January 11, 2020
KOTIDO, UGANDA – On one side of Moroto Road in Kalasaliki, young boys are herding cattle, sheep and goats in a field green with flourishing gardens of sorghum and sunflowers. On the other side of the road is Nabulwa Lukunya Market, where Melelena Nakut waits for customers beside sacks of charcoal.
Though charcoal burning for commercial purposes is illegal in Kotido district, one of the seven districts in Uganda’s northeastern Karamoja region, Nakut says this is the only way she can make a living.
“Hunger forced me to get involved into charcoal burning so I could feed my family of 20 people,” she says, describing her extended family that includes the children of her husband’s second wife and all of their grandchildren. Nakut says she started the business in February 2019 because of the prolonged drought in the Karamoja region that resulted in her family being unable to grow sorghum for food.
It’s a common activity in this area, says Joel Lalal, the district’s forestry officer.
“The vegetation in Kotido is scanty and the trees are very few. Yet cutting down of trees for commercial charcoal burning is on increase due to high levels of poverty among the people,” he says.

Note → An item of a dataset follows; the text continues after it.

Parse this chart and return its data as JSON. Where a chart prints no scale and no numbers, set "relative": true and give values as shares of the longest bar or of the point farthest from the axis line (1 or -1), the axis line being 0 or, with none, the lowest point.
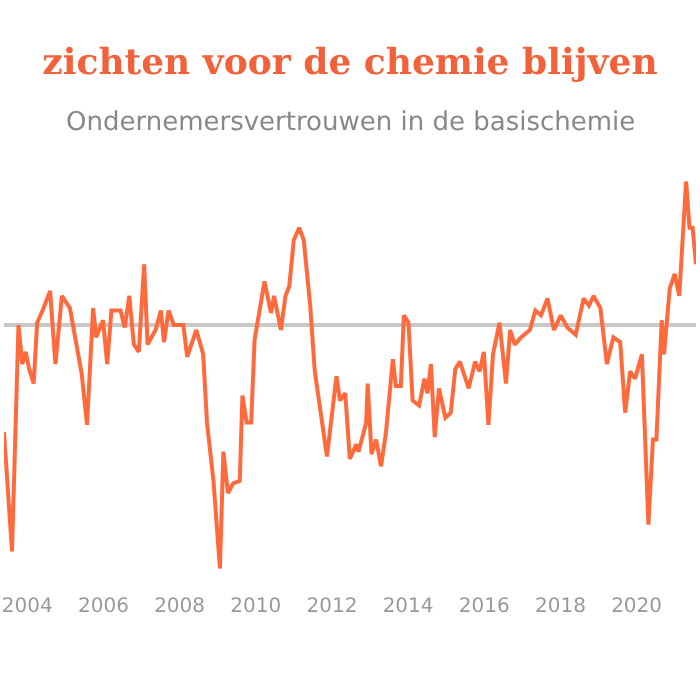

Nakisanze Segawa, GPJ Uganda
Every month, about 4,000 trees are cut down for charcoal burning in the district, a number he says is too high for an area that experiences an intensely hot season, marked by dust storms, and a rainy season where precipitation is sparse and uneven.
“Kotido entirely depends on natural rainfall. The nature of the soil doesn’t retain water. So when trees are cut down, the soil’s capacity to retain some water is weakened, and this affects agriculture, which normally doesn’t do well here,” Lalal says.
On average, Uganda has been losing 122,000 hectares (301,469 acres) of forests per year since 1990, according to a 2016 report by the National Forestry Authority, a government agency responsible for managing and protecting forests in the country.
The practice of cutting down trees to burn into charcoal was introduced to Kotido in 2009 by businessmen from Mbale, a district in eastern Uganda, says George Oming, a local natural resource officer.
“Burning charcoal in here is so cheap,” he says.
The practice soon spread throughout the region. Most of the charcoal produced is then sold outside the region, Oming added.
Nakut burns trees in her village, then sells a sack of the resulting charcoal for 20,000 Ugandan shillings ($6). She says the buyers tell her that they resell her charcoal in Mbale and Kampala.
In Kampala a sack of charcoal sells for 110,000 shillings ($30), says Babirye Margret, a housewife living in the capital city. The 2016-17 Uganda National Household Survey indicates that over 90% of Ugandan households use solid fuel for cooking, including charcoal.
Oming says the situation has gone beyond his department’s control. Besides profits, Oming points to resettlement as a contributing factor.
“People started resettling in the previously unsettled areas in the early 2000s because of the peace secured after the disarmament programs that ended issues of guns and cattle theft,” Oming says. As people settled in these areas, they started cutting down trees to clear fields for agriculture as well as to burn for charcoal.
Nakisanze Segawa, GPJ Uganda
To combat tree loss, the local government of Kotido district drafted an ordinance that would prohibit commercial charcoal burning and impose consequences. The proposal awaits passage by the state attorney general, says Ambrose Lotukei, an elected district leader.
The focus is on commercial burning. Charcoal burning for domestic purposes does not create as heavy a burden on the environment, Lotukei says.
However, Oming is doubtful the ordinance will help. Until other contributing factors are addressed – such as inadequate funding, lack of enforcement, police interference with forestry management, and political disagreements – cutting trees down for charcoal burning will persist, he says.
“The laws we have in place can work. But the problem is that the country is governed by politics, not the law. Politicians will interfere in initiatives to end the practice of cutting down trees because they want the popular votes,” Oming says.
Lotukei agrees that enforcement and corruption are obstacles.
“In Kotido we don’t have environmental police units as it is in districts with forests. Sometimes people give police kintu kidogo – Swahili for ‘something small’ – to avoid facing the law. But also, some of the settlement areas where charcoal burning takes place are too far from the police station with limited resources to combat the crime,” he says.
Local police are doing what they can, says Gerald Tumwesigye, the officer in charge at Kotido district’s Central Police Station.
“The problem is funding. As police, we have limited resources to affect operations aimed at fighting charcoal burning. Sometimes when we are informed of a lorry carrying charcoal … it is about 70 kilometers (43 miles) away and we don’t always have the fuel to move such long distance,” he says.
District forestry officers need to do more, Tumwesigye says.
“If the forestry department doesn’t contain charcoal burning, in two years Kotido will be bare of trees,” he warns.
Some interviews were translated from Karamojong by Godfrey Oringa, GPJ.